Je tombe en lecture comme on tombe en amour et me prends une gifle. Aïe. Vlan. Oula.

Le manque commence dès la dernière ligne, heureusement je me suis aussi offert l’ouvrage précédent, que je dévore derechef, m’empressant de tendre l’autre joue.

Re-gifle (re-aïe, re-vlan, re-oula, je l’ai bien cherché), de celles reçues quand j’ai découvert Despentes, Houellebecq, Ravalec et quelques autres...

Avec Des nouvelles du Nord de Paname, je pars donc à rebours du parcours du narrateur, comme lui finalement qui dans son dernier livre (vous suivez) part à rebours de sa vie. Alternant un voyage de Paris à Nantes, et d’incessants « Retours vers le passé ».

Bien aussi ce rembobinage pour mesurer une certaine évolution, un certain apaisement...

Bon, je me rassieds dans le train, notre voyageur se rend à un rendez-vous important, semble-t-il...

Pas étonnant que la couverture soit un grand huit désaffecté, une fête foraine laissée à l’abandon : elle est à l’image d’une enfance chavirée, délaissée et pleine de hauts et de bas, où l’on crie très fort pour avoir moins peur. Et où l’on peut éventuellement trouver rigolos ces grands creux à l’estomac. (Littéralement d’ailleurs, car il est aussi question de faims de tous ordres.)

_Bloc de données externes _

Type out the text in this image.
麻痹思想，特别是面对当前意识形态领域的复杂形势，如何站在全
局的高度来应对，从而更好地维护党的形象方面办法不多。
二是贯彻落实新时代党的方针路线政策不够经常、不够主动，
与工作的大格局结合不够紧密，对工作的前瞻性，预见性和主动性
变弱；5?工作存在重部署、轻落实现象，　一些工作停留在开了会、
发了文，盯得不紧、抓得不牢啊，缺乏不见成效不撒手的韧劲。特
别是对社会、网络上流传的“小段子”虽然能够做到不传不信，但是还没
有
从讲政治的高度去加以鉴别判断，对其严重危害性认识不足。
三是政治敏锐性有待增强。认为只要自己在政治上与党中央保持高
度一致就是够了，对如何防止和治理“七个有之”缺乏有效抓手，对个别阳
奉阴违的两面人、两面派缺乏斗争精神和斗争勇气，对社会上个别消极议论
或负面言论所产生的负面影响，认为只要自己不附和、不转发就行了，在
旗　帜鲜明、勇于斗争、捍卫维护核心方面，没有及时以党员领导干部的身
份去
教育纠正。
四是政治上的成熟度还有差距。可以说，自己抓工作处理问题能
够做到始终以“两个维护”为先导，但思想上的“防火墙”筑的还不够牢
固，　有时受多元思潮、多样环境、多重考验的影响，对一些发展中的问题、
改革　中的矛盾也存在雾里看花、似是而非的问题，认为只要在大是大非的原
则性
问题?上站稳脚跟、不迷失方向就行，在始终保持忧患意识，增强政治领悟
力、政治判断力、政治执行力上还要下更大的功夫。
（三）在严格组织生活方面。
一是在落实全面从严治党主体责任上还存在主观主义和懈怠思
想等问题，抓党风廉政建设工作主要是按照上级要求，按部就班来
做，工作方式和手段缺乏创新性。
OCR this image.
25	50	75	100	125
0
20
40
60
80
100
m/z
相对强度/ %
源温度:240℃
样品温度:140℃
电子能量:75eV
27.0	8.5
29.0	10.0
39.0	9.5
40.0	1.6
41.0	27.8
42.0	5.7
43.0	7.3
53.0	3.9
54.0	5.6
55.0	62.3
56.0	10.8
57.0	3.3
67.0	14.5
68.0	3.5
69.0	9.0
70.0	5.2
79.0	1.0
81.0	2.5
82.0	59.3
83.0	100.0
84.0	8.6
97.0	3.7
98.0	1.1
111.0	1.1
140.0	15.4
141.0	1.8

À Nantes il ne pleut pas et notre personnage se hâte, tenaillé par la crainte de ne pas arriver à temps, et assailli par un afflux de souvenirs : une mère mal-aimante (mal-aimée sûrement et on aurait voulu en savoir plus, mais il en sait si peu lui-même... comment alors comprendre ? On ne peut que pardonner à quelqu’un que l’on n’a jamais cessé de chérir malgré tout, ça aide à avancer, même si avancer ça ne l’intéresse pas plus que ça), un père trop effacé qui faisait ce qu’il pouvait, un monde d’adultes le plus souvent très occupés à se battre avec leurs propres problèmes, d’où rayonne une tante épatante, ouf un peu de répit, des endroits aimés qu’il a fallu quitter (heureusement viendra l’ancrage parisien, dans un lien définitif et passionnel), divers avatars de lui-même à des âges variés, et surtout l’équipe des frangins, la fratrie qui tient le coup vaille que vaille, la meute de jeunes loups qui se tient chaud, solidaire et effarée. Petits mousquetaires malmenés, bringuebalés, négligés, incompréhensifs et n’ayant pas leur mot à dire. Avec de jolis moments aussi, il y en a toujours, à ranger dans la malle…

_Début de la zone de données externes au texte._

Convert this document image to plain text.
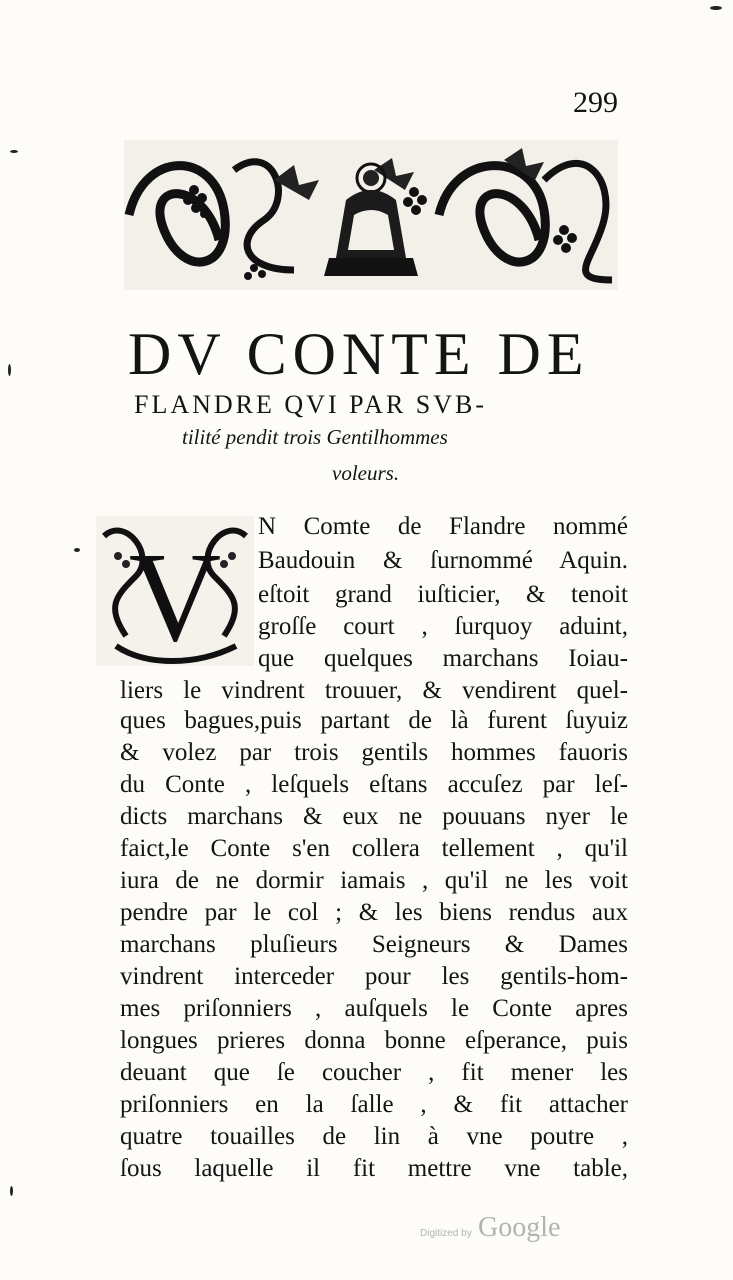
299
DV CONTE DE
FLANDRE QVI PAR SVB-
tilité pendit trois Gentilhommes
voleurs.
V N Comte de Flandre nommé
Baudouin & ſurnommé Aquin.
eſtoit grand iuſticier, & tenoit
groſſe court , ſurquoy aduint,
que quelques marchans Ioiau-
liers le vindrent trouuer, & vendirent quel-
ques bagues,puis partant de là furent ſuyuiz
& volez par trois gentils hommes fauoris
du Conte , leſquels eſtans accuſez par leſ-
dicts marchans & eux ne pouuans nyer le
faict,le Conte s'en collera tellement , qu'il
iura de ne dormir iamais , qu'il ne les voit
pendre par le col ; & les biens rendus aux
marchans pluſieurs Seigneurs & Dames
vindrent interceder pour les gentils-hom-
mes priſonniers , auſquels le Conte apres
longues prieres donna bonne eſperance, puis
deuant que ſe coucher , fit mener les
priſonniers en la ſalle , & fit attacher
quatre touailles de lin à vne poutre ,
ſous laquelle il fit mettre vne table,
Digitized by Google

Et les mauvaises expériences, mais-ça-aurait-pu-être-pire… Et l’affection quand même, grognonne, qui peine à s’exprimer…

Retrouvailles de choc, et la langue se fait percutante, secouant le lecteur par le cou avec une sincérité de chaque instant, jusque dans les descriptions de l’intimité du cœur et du corps. 

Et puis les femmes, parlons-en, avec leur immense capacité à prodiguer consolation et repères dans le chaos, mais aussi malentendus trahisons, y compris involontaires, et chagrins. Le plaisir, l’amour, et même des fois on a les deux… avec des conclusions diverses… on le sait, ça finit plus ou moins mal, en général. 

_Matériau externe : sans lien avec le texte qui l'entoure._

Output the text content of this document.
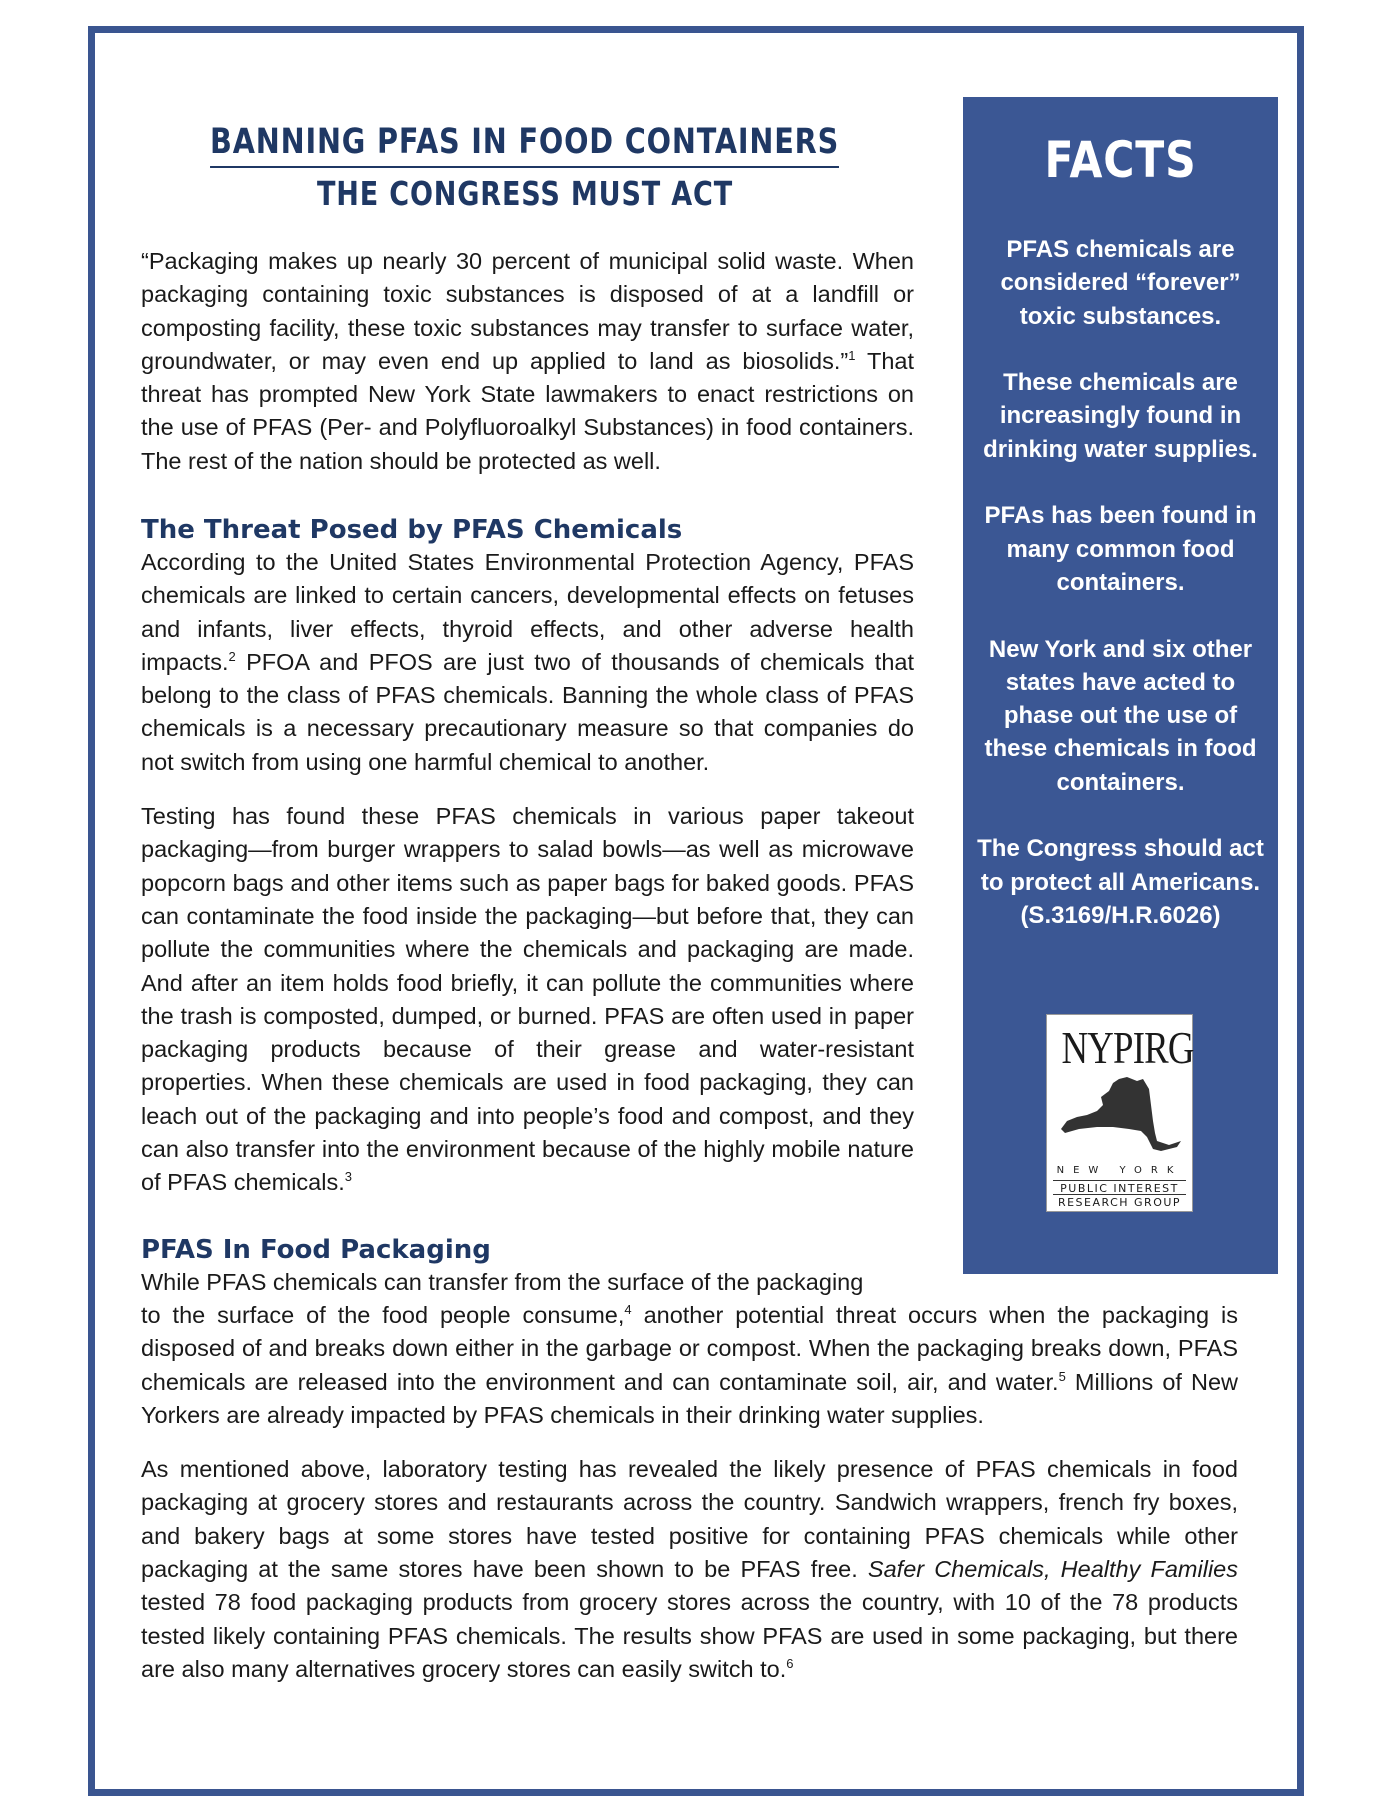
BANNING PFAS IN FOOD CONTAINERS
THE CONGRESS MUST ACT

“Packaging makes up nearly 30 percent of municipal solid waste. When packaging containing toxic substances is disposed of at a landfill or composting facility, these toxic substances may transfer to surface water, groundwater, or may even end up applied to land as biosolids.”$^1$ That threat has prompted New York State lawmakers to enact restrictions on the use of PFAS (Per- and Polyfluoroalkyl Substances) in food containers. The rest of the nation should be protected as well.

The Threat Posed by PFAS Chemicals

According to the United States Environmental Protection Agency, PFAS chemicals are linked to certain cancers, developmental effects on fetuses and infants, liver effects, thyroid effects, and other adverse health impacts.$^2$ PFOA and PFOS are just two of thousands of chemicals that belong to the class of PFAS chemicals. Banning the whole class of PFAS chemicals is a necessary precautionary measure so that companies do not switch from using one harmful chemical to another.

Testing has found these PFAS chemicals in various paper takeout packaging—from burger wrappers to salad bowls—as well as microwave popcorn bags and other items such as paper bags for baked goods. PFAS can contaminate the food inside the packaging—but before that, they can pollute the communities where the chemicals and packaging are made. And after an item holds food briefly, it can pollute the communities where the trash is composted, dumped, or burned. PFAS are often used in paper packaging products because of their grease and water-resistant properties. When these chemicals are used in food packaging, they can leach out of the packaging and into people’s food and compost, and they can also transfer into the environment because of the highly mobile nature of PFAS chemicals.$^3$

PFAS In Food Packaging

While PFAS chemicals can transfer from the surface of the packaging

to the surface of the food people consume,$^4$ another potential threat occurs when the packaging is disposed of and breaks down either in the garbage or compost. When the packaging breaks down, PFAS chemicals are released into the environment and can contaminate soil, air, and water.$^5$ Millions of New Yorkers are already impacted by PFAS chemicals in their drinking water supplies.

As mentioned above, laboratory testing has revealed the likely presence of PFAS chemicals in food packaging at grocery stores and restaurants across the country. Sandwich wrappers, french fry boxes, and bakery bags at some stores have tested positive for containing PFAS chemicals while other packaging at the same stores have been shown to be PFAS free. Safer Chemicals, Healthy Families tested 78 food packaging products from grocery stores across the country, with 10 of the 78 products tested likely containing PFAS chemicals. The results show PFAS are used in some packaging, but there are also many alternatives grocery stores can easily switch to.$^6$

FACTS
PFAS chemicals are considered “forever” toxic substances.
These chemicals are increasingly found in drinking water supplies.
PFAs has been found in many common food containers.
New York and six other states have acted to phase out the use of these chemicals in food containers.
The Congress should act to protect all Americans. (S.3169/H.R.6026)
NYPIRG
NEW YORK
PUBLIC INTEREST
RESEARCH GROUP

On devine que tout cela est très autobiographique, d’ailleurs peu importe si ce n’est toi, c’est donc ton frère, tout est tellement vrai, bouleversant d’authenticité.

J’apprends que l’auteur chante dans un groupe de métal. Tu m’étonnes. Pour moi, la même rage à vomir les injustices et les absurdités de l’existence (et l’absurdité intrinsèque de l’existence même, d’ailleurs c’est quoi cette paternité qui accorde la vie et la mort du même coup), les mêmes vociférations-conjurations, le même don de soi hors limites, la même tendresse exaspérée, les mêmes constats désabusés.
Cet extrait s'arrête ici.